Localization in One-Dimensional Tight-Binding Model with Chaotic Binary Sequences

TL;DR

This study numerically explores localization phenomena in a one-dimensional tight-binding model with chaotic binary sequences, revealing how correlation parameters influence quantum state localization and transition behaviors.

Contribution

It introduces a detailed analysis of localization properties in a model with chaotic binary on-site energies, highlighting the impact of the stationary-nonstationary transition on quantum localization.

Findings

Lyapunov exponent decay changes from linear to exponential around SNCT

Mean square displacement shows dynamical localization even in nonstationary regimes

Localization length behavior shifts around the SNCT, with deviations from one-parameter scaling for B > 1.5

Abstract

We have numerically investigated localization properties in the one-dimensional tight-binding model with chaotic binary on-site energy sequences generated by a modified Bernoulli map with the stationary-nonstationary chaotic transition (SNCT). The energy sequences in question might be characterized by their correlation parameter $B$ and the potential strength $W$. The quantum states resulting from such sequences have been characterized in the two ways: Lyapunov exponent at band centre and the dynamics of the initially localized wavepacket. Specifically, the $B-$dependence of the relevant Lyapunov exponent's decay is changing from linear to exponential one around the SNCT ($B \simeq 2$).
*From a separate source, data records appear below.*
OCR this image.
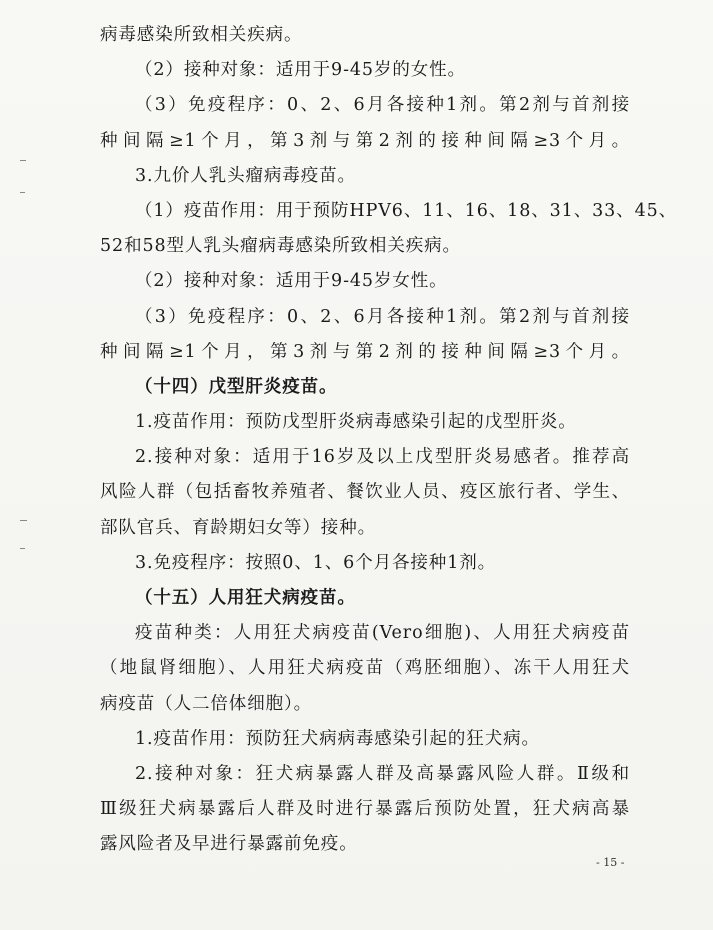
病毒感染所致相关疾病。
（2）接种对象：适用于9-45岁的女性。
（3）免疫程序：0、2、6月各接种1剂。第2剂与首剂接
种间隔≥1个月，第3剂与第2剂的接种间隔≥3个月。
3.九价人乳头瘤病毒疫苗。
（1）疫苗作用：用于预防HPV6、11、16、18、31、33、45、
52和58型人乳头瘤病毒感染所致相关疾病。
（2）接种对象：适用于9-45岁女性。
（3）免疫程序：0、2、6月各接种1剂。第2剂与首剂接
种间隔≥1个月，第3剂与第2剂的接种间隔≥3个月。
（十四）戊型肝炎疫苗。
1.疫苗作用：预防戊型肝炎病毒感染引起的戊型肝炎。
2.接种对象：适用于16岁及以上戊型肝炎易感者。推荐高
风险人群（包括畜牧养殖者、餐饮业人员、疫区旅行者、学生、
部队官兵、育龄期妇女等）接种。
3.免疫程序：按照0、1、6个月各接种1剂。
（十五）人用狂犬病疫苗。
疫苗种类：人用狂犬病疫苗(Vero细胞)、人用狂犬病疫苗
（地鼠肾细胞）、人用狂犬病疫苗（鸡胚细胞）、冻干人用狂犬
病疫苗（人二倍体细胞）。
1.疫苗作用：预防狂犬病病毒感染引起的狂犬病。
2.接种对象：狂犬病暴露人群及高暴露风险人群。Ⅱ级和
Ⅲ级狂犬病暴露后人群及时进行暴露后预防处置，狂犬病高暴
露风险者及早进行暴露前免疫。
- 15 -
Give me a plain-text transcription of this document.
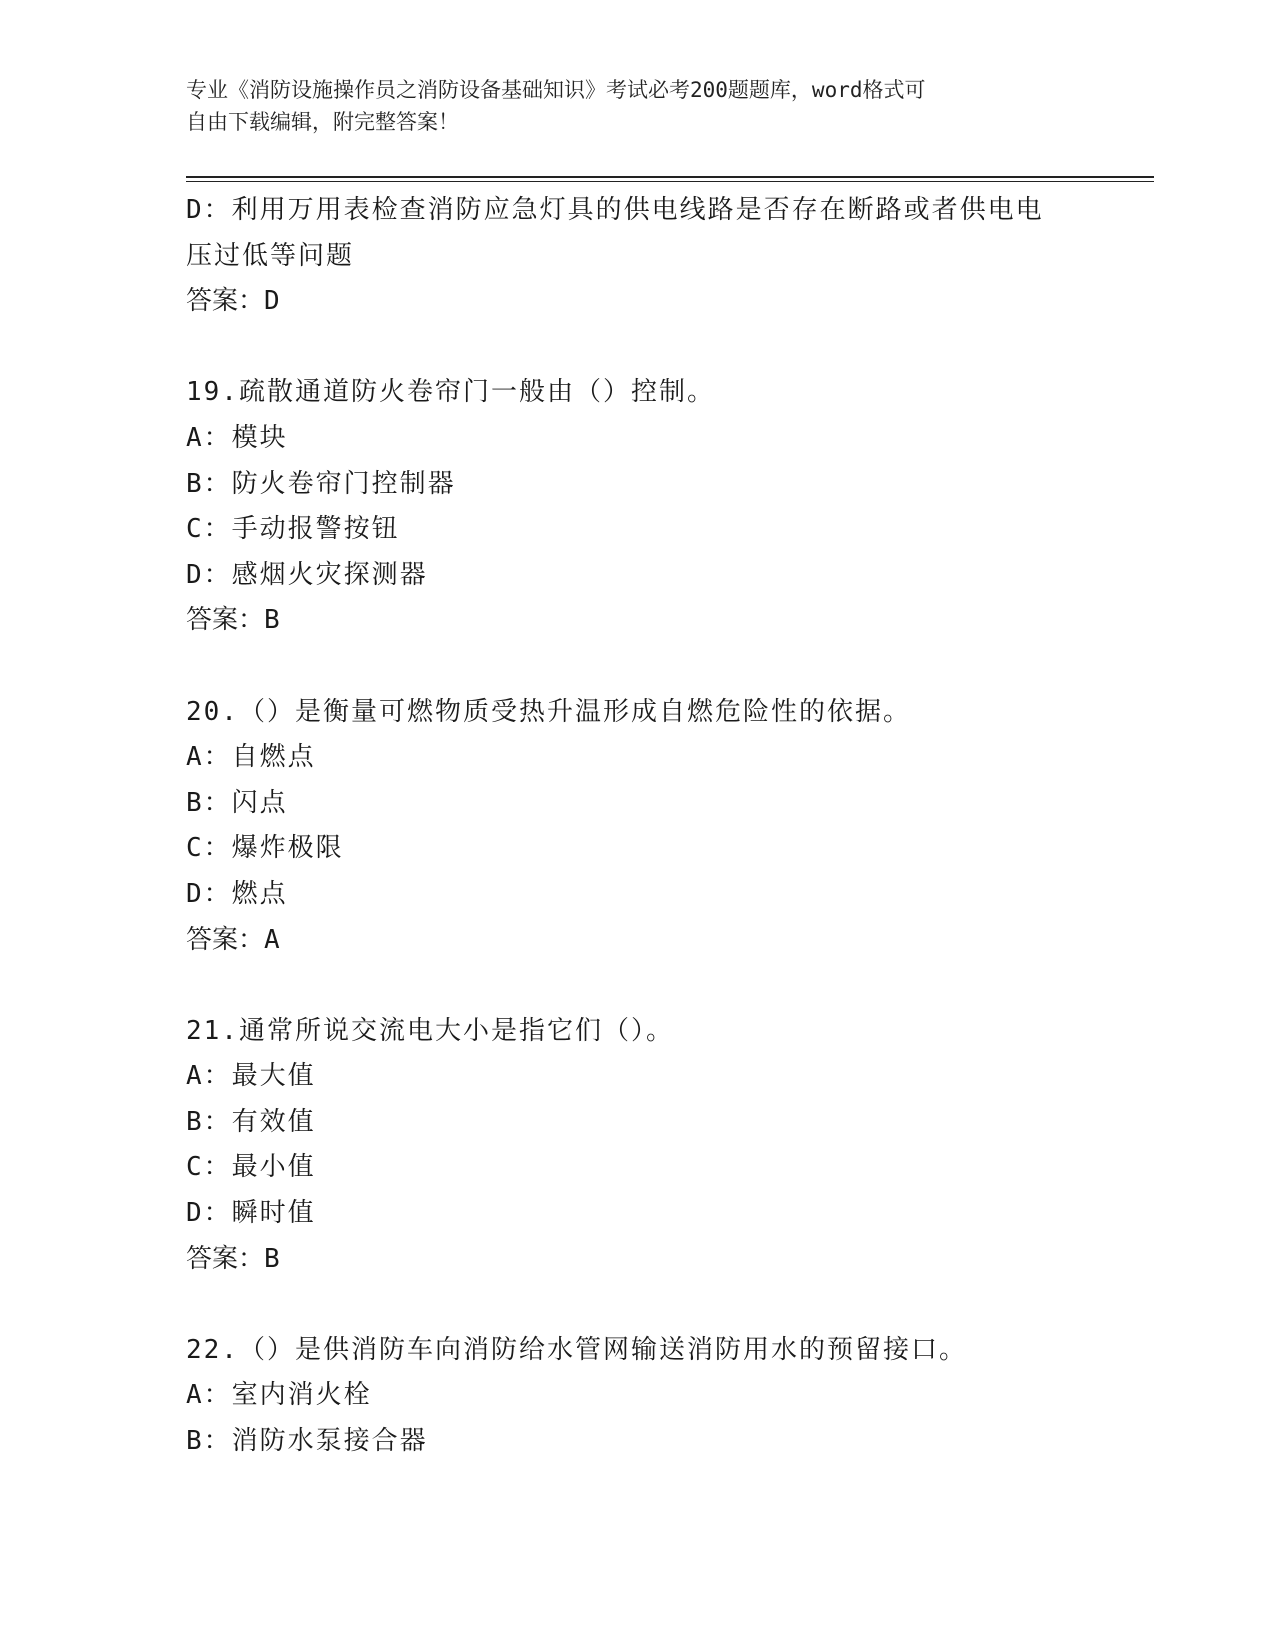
专业《消防设施操作员之消防设备基础知识》考试必考200题题库，word格式可
自由下载编辑，附完整答案！
D：利用万用表检查消防应急灯具的供电线路是否存在断路或者供电电
压过低等问题
答案：D
19.疏散通道防火卷帘门一般由（）控制。
A：模块
B：防火卷帘门控制器
C：手动报警按钮
D：感烟火灾探测器
答案：B
20.（）是衡量可燃物质受热升温形成自燃危险性的依据。
A：自燃点
B：闪点
C：爆炸极限
D：燃点
答案：A
21.通常所说交流电大小是指它们（）。
A：最大值
B：有效值
C：最小值
D：瞬时值
答案：B
22.（）是供消防车向消防给水管网输送消防用水的预留接口。
A：室内消火栓
B：消防水泵接合器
Moreover, here we show that even in the nonstationary regime, mean square displacement (MSD) of the wavepacket is noticeably suppressed in the long-time limit (dynamical localization). The $B-$dependence of the dynamical localization lengths determined by the MSD exhibits a clear change in the functional behaviour around SNCT, and its rapid increase gets much more moderate one for $B \geq 2$. Moreover we show that the localization dynamics for $B>3/2$ deviates from the one-parameter scaling of the localization in the transient region.